Unter den 69 Einreichungen, die die Jury zu bewerten hatte, gab es eine Vielzahl interessanter Ideen, die für Diskussionen unter den acht Preisrichter*innen Klaus Bollinger (Bollinger Grohmann), Inga Hahn (Hahn Hertling Hantelmann), Heiko Weissbach (C.F. Møller), Daniela Kouefo (Vectorworks), Nicole Heptner (Jung) sowie Dirk Bonnkirch und Nicolai Blank (beide competitionline) sorgten, etwa

  • die „vertikale Fuggerei“ in Augsburg. Der Entwurf möchte das zukünftige Leben und Wohnen auf Basis der baulichen und sozialen Aspekte der Fuggerei zeitgemäß und vertikal entwickeln (Klaus Bollinger: „Sehr interessant, aber Häuser mit so einer großen Außenfläche sind energetisch und von der nötigen Materialmenge her heutzutage problematisch. Umsetzbar wäre der Entwurf im Rahmen eines Haus-im-Haus-Konzepts wie beim Plusenergiestudentenwohnheim Cubity“, einem der Gewinner von competitionline campus 2015.)
  • eine empirische Studie zu Tragwerken aus Riesen-Chinaschilf (Heiko Weissbach: „Der Anteil des Schilf-Materials am Träger ist zu gering“; Klaus Bollinger: „Wenn man soviel Stahl dafür braucht, kann man das Kraut dazwischen auch weg lassen und durch dünne Stahlstreben ersetzen.“)
  • die Umnutzung einer leerstehenden Markthallt zu einem „Handelsplatz für das 21. Jahrhundert“ in Form eines Warensilos, das mit Hilfe von Drohnen einen stetigen Austausch frischer Waren ermöglicht (Nicolai Blank: „Zukunftsweisend! Ein Warensilo für die Zu- und Auslieferung von Waren per Drohne wird bald jeder Supermarkt haben.“ Heiko Weissbach: „Was für eine abwegige Vorstellung, Herr Blank! Wollen wir wirklich den Bestell- und Lieferwahnsinn in Zeiten der Klimakrise weiter vorantreiben?“)
  • „Re.greeneration“, das Projekt einer Studentin der Hochschule Neubrandenburg für ein Wiederaufbau und Heilungskonzept für das syrische Aleppo. Die Landschaft dient dabei als wesentliches Werkzeug für den sozialen Wandel. So sollen neue Modelle des Zusammenlebens der Menschen und eine neue Verbundenheit mit ihrem Lebensraum ermöglicht werden, was wiederum psychosoziale Heilungsprozesse bewirke. (Heiko Weissbach: „Ein ermutigender Ansatz“; Daniela Kuefo: „Mir gefällt der Gedanke, nicht nur an die Gebäude zu denken, sondern vor allem an das Zwischendrin.“ Nicolai Blank: „Das Konzept lässt zu viele Fragen unbeantwortet.“)
  • oder der mobile Ausstellungspavillon „Koralle“ aus einem tragenden Glaszylindern und einem ETFE Kissen mit integrierten Photovoltaikzellen (Klaus Bollinger: „Dass man so etwas bauen kann, zeigt der Pavillon des Café Lichtblick in Innsbruck, den wir mit Dominique Perrault 2005 realisiert haben. Aber mobil? Der Transport erfordert einen Riesenaufwand.“ Dirk Bonnkirch: „Eine schöne studentische Arbeit, die aber viel Technik erfordert. Wie etwa wird das Innenklima an einem Sonnentag geregelt?“).
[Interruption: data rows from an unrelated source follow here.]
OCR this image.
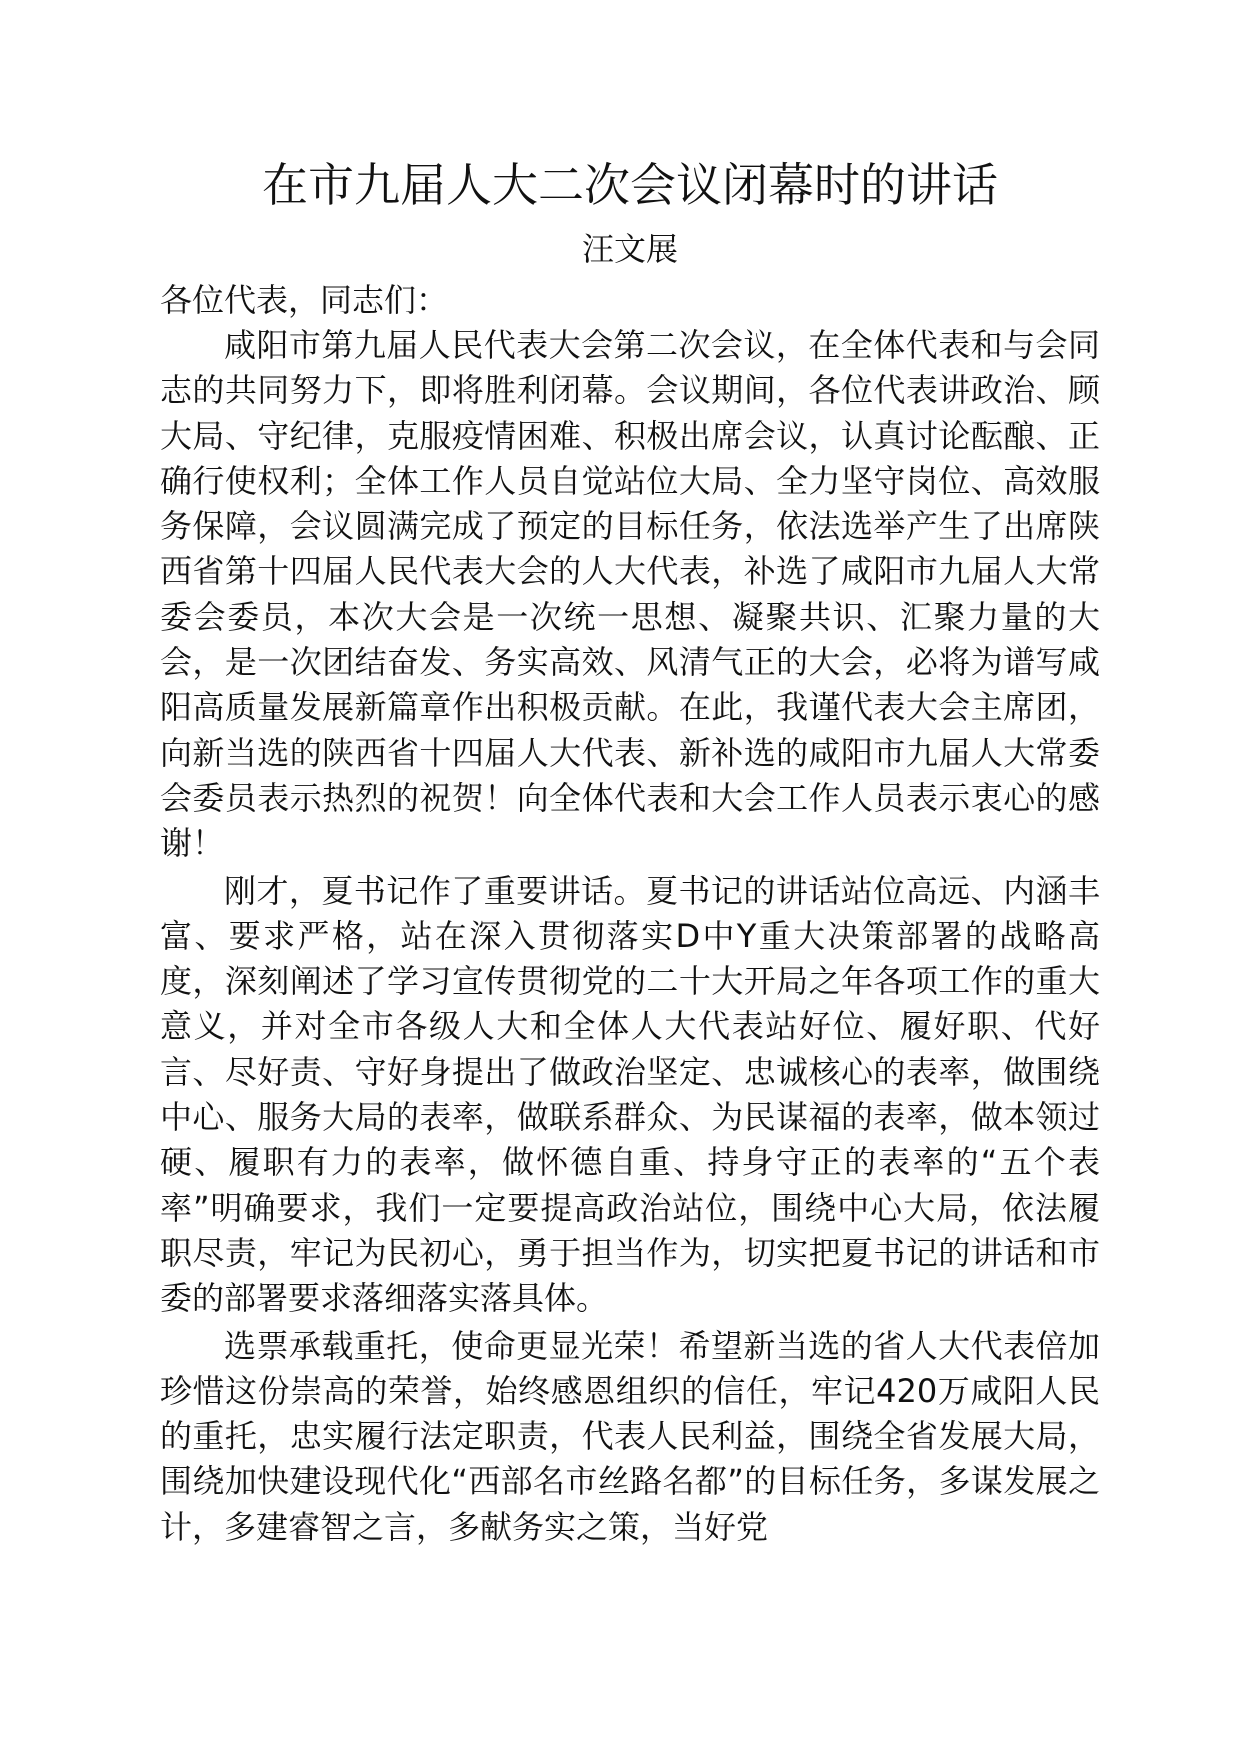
在市九届人大二次会议闭幕时的讲话

汪文展

各位代表，同志们：

咸阳市第九届人民代表大会第二次会议，在全体代表和与会同志的共同努力下，即将胜利闭幕。会议期间，各位代表讲政治、顾大局、守纪律，克服疫情困难、积极出席会议，认真讨论酝酿、正确行使权利；全体工作人员自觉站位大局、全力坚守岗位、高效服务保障，会议圆满完成了预定的目标任务，依法选举产生了出席陕西省第十四届人民代表大会的人大代表，补选了咸阳市九届人大常委会委员，本次大会是一次统一思想、凝聚共识、汇聚力量的大会，是一次团结奋发、务实高效、风清气正的大会，必将为谱写咸阳高质量发展新篇章作出积极贡献。在此，我谨代表大会主席团，向新当选的陕西省十四届人大代表、新补选的咸阳市九届人大常委会委员表示热烈的祝贺！向全体代表和大会工作人员表示衷心的感谢！

刚才，夏书记作了重要讲话。夏书记的讲话站位高远、内涵丰富、要求严格，站在深入贯彻落实D中Y重大决策部署的战略高度，深刻阐述了学习宣传贯彻党的二十大开局之年各项工作的重大意义，并对全市各级人大和全体人大代表站好位、履好职、代好言、尽好责、守好身提出了做政治坚定、忠诚核心的表率，做围绕中心、服务大局的表率，做联系群众、为民谋福的表率，做本领过硬、履职有力的表率，做怀德自重、持身守正的表率的“五个表率”明确要求，我们一定要提高政治站位，围绕中心大局，依法履职尽责，牢记为民初心，勇于担当作为，切实把夏书记的讲话和市委的部署要求落细落实落具体。

选票承载重托，使命更显光荣！希望新当选的省人大代表倍加珍惜这份崇高的荣誉，始终感恩组织的信任，牢记420万咸阳人民的重托，忠实履行法定职责，代表人民利益，围绕全省发展大局，围绕加快建设现代化“西部名市丝路名都”的目标任务，多谋发展之计，多建睿智之言，多献务实之策，当好党
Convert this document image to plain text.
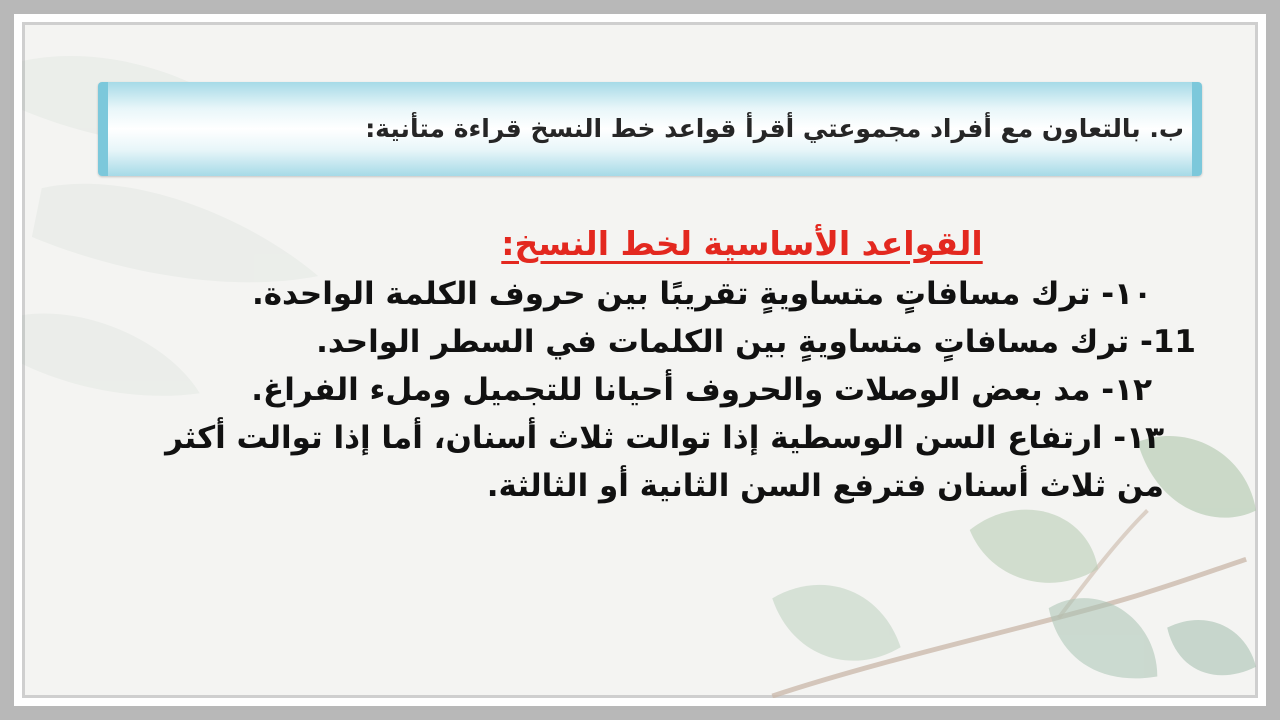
ب. بالتعاون مع أفراد مجموعتي أقرأ قواعد خط النسخ قراءة متأنية:
القواعد الأساسية لخط النسخ:

١٠- ترك مسافاتٍ متساويةٍ تقريبًا بين حروف الكلمة الواحدة.

11- ترك مسافاتٍ متساويةٍ بين الكلمات في السطر الواحد.

١٢- مد بعض الوصلات والحروف أحيانا للتجميل وملء الفراغ.

١٣- ارتفاع السن الوسطية إذا توالت ثلاث أسنان، أما إذا توالت أكثر من ثلاث أسنان فترفع السن الثانية أو الثالثة.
„Insgesamt war es wieder ein toller Wettbewerb“, freute sich Klaus Bollinger beim Ausklang eines langen Tages mit vielen inspirierenden Projekten. „Es ist für mich einfach immer wieder spannend zu sehen, was an deutschen Hochschulen so passiert.“

Die Gewinner*innen können nun über Preishonorare im Wert von 3500 Euro sowie über eine exklusive Berichterstattung auf competitionline freuen.

competitionline gratuliert den Preisträgern und dankt

  • allen Teilnehmer*innen für ihre inspirierenden Einreichungen
  • sowie den Sponsoren des Wettbewerbs JUNG, ORCA und VECTORWORKS.

Alle prämierten Einreichungen, ihre Macher und ihre Möglichmacher, sprich die Fakultäten, stellen wir im Laufe der nächsten Monate auf competitionline vor.